Annual monitoring costs are approximately €20,000.

( 6.3 ) How do other cities address this?
Treviso (ITA)

Waste management ranks among the top in Italy (separated waste collection went from 53% in 2014 to 87% today, with minimal production of non-recyclable waste and a “pay-as-you-throw” tariff). Treviso is the leading provincial capital in Italy since 2018.

Winterswijk (NLD)

Over the past many years, efforts have been made to refine the system of household waste collection and reduce residual waste.

Elsinore (DNK)

The Municipality of Elsinore's canteen has created a new culinary identity focused on organic food, sustainability, and reduced food waste.

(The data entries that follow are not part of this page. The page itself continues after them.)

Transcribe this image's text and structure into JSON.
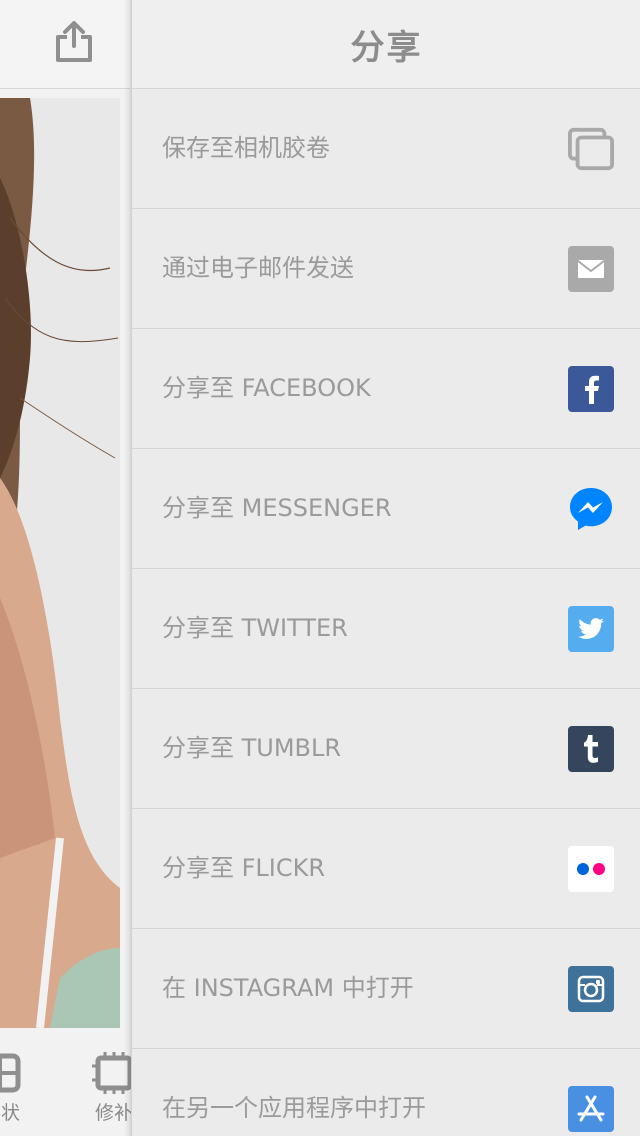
{
  "left_panel": {
    "share_button_icon": "share-upload-icon",
    "tools": [
      {
        "label": "形状",
        "icon": "shape-grid-icon"
      },
      {
        "label": "修补",
        "icon": "repair-chip-icon"
      }
    ]
  },
  "share_panel": {
    "title": "分享",
    "items": [
      {
        "label": "保存至相机胶卷",
        "icon": "camera-roll-icon",
        "color": "#a9a9a9"
      },
      {
        "label": "通过电子邮件发送",
        "icon": "mail-icon",
        "color": "#a9a9a9"
      },
      {
        "label": "分享至 FACEBOOK",
        "icon": "facebook-icon",
        "color": "#3b5998"
      },
      {
        "label": "分享至 MESSENGER",
        "icon": "messenger-icon",
        "color": "#0084ff"
      },
      {
        "label": "分享至 TWITTER",
        "icon": "twitter-icon",
        "color": "#55acee"
      },
      {
        "label": "分享至 TUMBLR",
        "icon": "tumblr-icon",
        "color": "#35465c"
      },
      {
        "label": "分享至 FLICKR",
        "icon": "flickr-icon",
        "color": "#ffffff"
      },
      {
        "label": "在 INSTAGRAM 中打开",
        "icon": "instagram-icon",
        "color": "#3f729b"
      },
      {
        "label": "在另一个应用程序中打开",
        "icon": "app-store-icon",
        "color": "#4a90e2"
      }
    ]
  }
}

The staff came up with five guiding principles to ensure that their values are incorporated into all aspects of the canteen's day-to-day operations.

Viladecans (ESP)

As part of Viladecans Climate Pact, several actions have been launched with stakeholders: reducing food waste in schools, using oranges from urban trees for jam; channeling surplus food from hospitals to social organisations, etc.

Mollet del Vallès (ESP)

Use of groundwater in the Riera Seca neighbourhood: Due to the climate emergency, the first phase of this project was implemented to use groundwater from Riera Seca to irrigate local gardens and refill the city’s street-cleaning vehicles.

Nyborg (DNK)

Sustainable meals in public kitchens: To reduce food-related emissions and waste, all public kitchens now follow five guidelines for more sustainable meals, backed by staff training and a green procurement strategy to ensure organic and local ingredients.

Lappeenranta (FIN)

The city has built nine structures to manage pollution from rainwater and stormwater, including a special pumping station to reduce nutrient levels in the freshwater lake, plus over 100 constructed wetlands to boost biodiversity and cut nutrient pollution.

Valongo (PRT)

The Municipality, in partnership with LIPOR, invested in creating a network of community gardens to promote sustainable agriculture practices.

Liepāja (LVA)

Initiative “Don't Buy Extra, Bring Your Own!”: Liepāja encourages reducing single-use packaging by promoting reusable containers for take-away food and drinks.

Turin (ITA)

CWC (City Water Circles) promoted water-efficiency measures and reuse of local non-conventional water sources—rainwater and greywater—for public and domestic use around public and residential buildings.

Guimarães (PRT)

360.come promotes environmental literacy and sustainable practices to reduce school canteen food waste by 10%, using growing kits and local producer maps to encourage healthy eating and local consumption, impacting city’s ecological footprint.